CockroachDB : 19.2
Kubernetes : 1.15.3 (Run on top of Ubuntu 18.04.3 LTS)
While I know that CockroachDB is not supposed to handle large record sizes, and storing files inside CockroachDB is frowned upon. But I have come across a possible bug. As I understand large record sizes would only impact performance, not bring down the entire node. What we have done is build a file store inside CockroachDB by splitting up the files into 100k chunks and then storing each chunk in a record.
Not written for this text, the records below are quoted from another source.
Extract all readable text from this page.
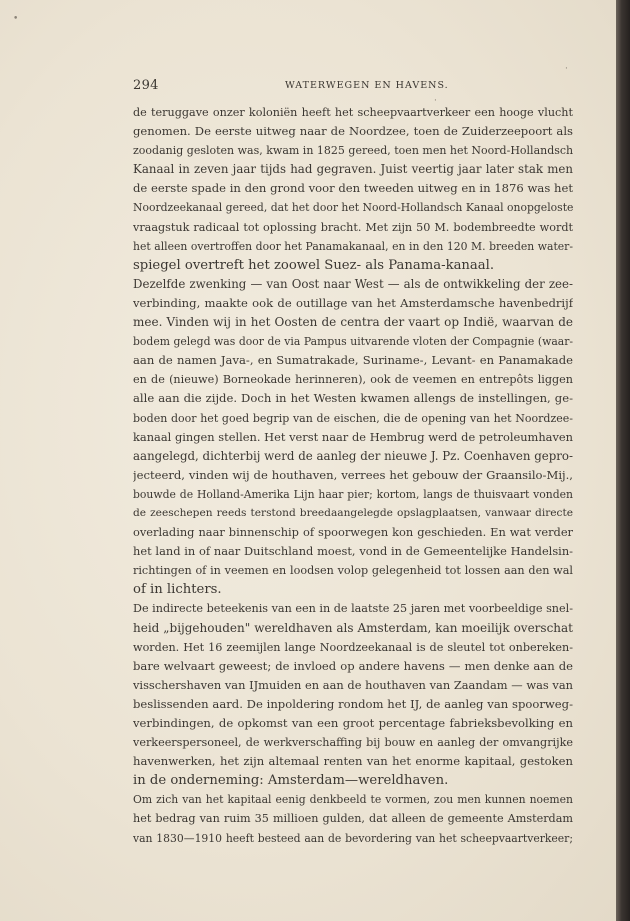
294	WATERWEGEN EN HAVENS.
de teruggave onzer koloniën heeft het scheepvaartverkeer een hooge vlucht
genomen. De eerste uitweg naar de Noordzee, toen de Zuiderzeepoort als
zoodanig gesloten was, kwam in 1825 gereed, toen men het Noord-Hollandsch
Kanaal in zeven jaar tijds had gegraven. Juist veertig jaar later stak men
de eerste spade in den grond voor den tweeden uitweg en in 1876 was het
Noordzeekanaal gereed, dat het door het Noord-Hollandsch Kanaal onopgeloste
vraagstuk radicaal tot oplossing bracht. Met zijn 50 M. bodembreedte wordt
het alleen overtroffen door het Panamakanaal, en in den 120 M. breeden water-
spiegel overtreft het zoowel Suez- als Panama-kanaal.
Dezelfde zwenking — van Oost naar West — als de ontwikkeling der zee-
verbinding, maakte ook de outillage van het Amsterdamsche havenbedrijf
mee. Vinden wij in het Oosten de centra der vaart op Indië, waarvan de
bodem gelegd was door de via Pampus uitvarende vloten der Compagnie (waar-
aan de namen Java-, en Sumatrakade, Suriname-, Levant- en Panamakade
en de (nieuwe) Borneokade herinneren), ook de veemen en entrepôts liggen
alle aan die zijde. Doch in het Westen kwamen allengs de instellingen, ge-
boden door het goed begrip van de eischen, die de opening van het Noordzee-
kanaal gingen stellen. Het verst naar de Hembrug werd de petroleumhaven
aangelegd, dichterbij werd de aanleg der nieuwe J. Pz. Coenhaven gepro-
jecteerd, vinden wij de houthaven, verrees het gebouw der Graansilo-Mij.,
bouwde de Holland-Amerika Lijn haar pier; kortom, langs de thuisvaart vonden
de zeeschepen reeds terstond breedaangelegde opslagplaatsen, vanwaar directe
overlading naar binnenschip of spoorwegen kon geschieden. En wat verder
het land in of naar Duitschland moest, vond in de Gemeentelijke Handelsin-
richtingen of in veemen en loodsen volop gelegenheid tot lossen aan den wal
of in lichters.
De indirecte beteekenis van een in de laatste 25 jaren met voorbeeldige snel-
heid „bijgehouden" wereldhaven als Amsterdam, kan moeilijk overschat
worden. Het 16 zeemijlen lange Noordzeekanaal is de sleutel tot onbereken-
bare welvaart geweest; de invloed op andere havens — men denke aan de
visschershaven van IJmuiden en aan de houthaven van Zaandam — was van
beslissenden aard. De inpoldering rondom het IJ, de aanleg van spoorweg-
verbindingen, de opkomst van een groot percentage fabrieksbevolking en
verkeerspersoneel, de werkverschaffing bij bouw en aanleg der omvangrijke
havenwerken, het zijn altemaal renten van het enorme kapitaal, gestoken
in de onderneming: Amsterdam—wereldhaven.
Om zich van het kapitaal eenig denkbeeld te vormen, zou men kunnen noemen
het bedrag van ruim 35 millioen gulden, dat alleen de gemeente Amsterdam
van 1830—1910 heeft besteed aan de bevordering van het scheepvaartverkeer;
•
·
·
Since most of the files that we would store would be smaller than 100k it does seem like a solution that will work, only every now and then would we possibly store files larger, say 5 - 12MB. There is only one table called file and it looks like so:
CREATE TABLE file ( account_id INT8 NOT NULL, user_id INT8 NOT NULL, path STRING NOT NULL, "offset" INT8 NOT NULL, data BYTES NULL, size INT8 NOT NULL, CONSTRAINT "primary" PRIMARY KEY (account_id ASC, user_id ASC, path ASC, "offset" ASC), FAMILY "primary" (account_id, user_id, path, "offset", data, size) )
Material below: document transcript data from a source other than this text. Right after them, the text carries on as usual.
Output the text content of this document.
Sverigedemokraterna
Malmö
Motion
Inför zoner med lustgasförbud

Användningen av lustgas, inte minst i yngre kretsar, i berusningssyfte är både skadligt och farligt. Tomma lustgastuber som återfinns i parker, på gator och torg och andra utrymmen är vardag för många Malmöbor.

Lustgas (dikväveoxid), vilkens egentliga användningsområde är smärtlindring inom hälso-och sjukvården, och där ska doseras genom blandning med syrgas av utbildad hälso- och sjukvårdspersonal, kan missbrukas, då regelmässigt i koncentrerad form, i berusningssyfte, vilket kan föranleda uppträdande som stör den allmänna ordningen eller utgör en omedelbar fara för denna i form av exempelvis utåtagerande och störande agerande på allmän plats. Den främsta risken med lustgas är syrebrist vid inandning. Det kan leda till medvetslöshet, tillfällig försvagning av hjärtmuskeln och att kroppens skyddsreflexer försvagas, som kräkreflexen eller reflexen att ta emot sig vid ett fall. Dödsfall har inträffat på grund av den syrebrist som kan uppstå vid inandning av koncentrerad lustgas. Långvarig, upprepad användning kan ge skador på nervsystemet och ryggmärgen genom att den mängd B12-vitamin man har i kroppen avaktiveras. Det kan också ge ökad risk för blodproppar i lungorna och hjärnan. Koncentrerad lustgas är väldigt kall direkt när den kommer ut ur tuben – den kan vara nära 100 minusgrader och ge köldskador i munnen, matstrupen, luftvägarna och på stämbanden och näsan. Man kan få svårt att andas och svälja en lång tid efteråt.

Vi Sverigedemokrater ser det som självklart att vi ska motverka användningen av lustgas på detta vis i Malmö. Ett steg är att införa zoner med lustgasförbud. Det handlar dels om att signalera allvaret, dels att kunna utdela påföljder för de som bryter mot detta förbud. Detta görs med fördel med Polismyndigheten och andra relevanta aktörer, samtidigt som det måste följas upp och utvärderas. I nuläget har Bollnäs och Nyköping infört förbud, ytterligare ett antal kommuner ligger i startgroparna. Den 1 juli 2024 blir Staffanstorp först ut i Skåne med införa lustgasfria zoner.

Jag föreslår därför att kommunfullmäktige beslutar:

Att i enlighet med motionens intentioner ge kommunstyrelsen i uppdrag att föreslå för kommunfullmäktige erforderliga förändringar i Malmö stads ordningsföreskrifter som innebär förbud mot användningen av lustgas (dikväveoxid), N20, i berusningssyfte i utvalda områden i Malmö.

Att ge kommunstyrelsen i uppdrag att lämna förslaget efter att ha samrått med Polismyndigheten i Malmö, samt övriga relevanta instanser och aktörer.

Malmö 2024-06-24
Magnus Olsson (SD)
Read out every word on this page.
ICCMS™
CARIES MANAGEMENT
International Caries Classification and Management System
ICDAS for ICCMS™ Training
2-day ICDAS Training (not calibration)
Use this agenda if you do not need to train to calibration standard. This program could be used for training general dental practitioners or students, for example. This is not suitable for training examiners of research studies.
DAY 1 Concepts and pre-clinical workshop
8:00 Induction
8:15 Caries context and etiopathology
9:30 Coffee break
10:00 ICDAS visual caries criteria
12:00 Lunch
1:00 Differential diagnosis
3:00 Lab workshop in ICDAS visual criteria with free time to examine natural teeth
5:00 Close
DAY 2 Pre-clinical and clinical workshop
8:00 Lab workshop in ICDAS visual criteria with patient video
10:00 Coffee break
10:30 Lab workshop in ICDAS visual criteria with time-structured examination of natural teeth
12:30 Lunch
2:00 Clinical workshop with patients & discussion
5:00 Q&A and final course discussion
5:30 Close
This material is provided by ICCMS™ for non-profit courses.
We are using PHP 7’s pg_XXX commands to push and pull data out of this table and DBeaver to administrate it. The cluster is very active with ± 100 records constantly flowing into other tables (NOT this one) every 10 seconds. And all is healthy and running well for months now, until we start to insert data into this table “file”. Sometimes it works, and sometimes it doesn’t. Sometimes it crashes while we are inserting data and other times it crashes when we are reading data from this table. Sometimes it’s when we interact with it using PHP and other times it crashes when we use DBeaver. We have also seen that increasing the chunk size larger, to let’s say 500k does make it crash sooner. So 100k does allow us to push and pull ‘files’ into this table a couple of times (about 10 times) then it would crash. But lowering the amount below 100k to lets say 10k does start making the entire solution less feasible. Because storing a 12MB file in 10k chunks would result in 1,200 records being spawned. So managing it becomes clunky.
When it does crash the node goes offline completely. But it does seem to ONLY crash the node that we are connecting to (via Kubernetes’ external IP). So I am not 100% sure if this is a Kubernetes bug or a CockroachDB Bug. But it does seem like the network simply goes away and that node is no longer able to communicate with the rest of the cluster. The only recovery after that is to restart the entire server that node lives on. And there are still 80% RAM available before, during and after the crash (±6GB Free). Here are some logs:
Everything is still all fine and dandy over here:
Then this happens:
And then this:
Since the node crashes completely I am not able to do log dumps via Kubernetes, so that’s why I could only get screenshots.
Any idea what could be causing this? Or what other logs I can look at to see if I can find a problem?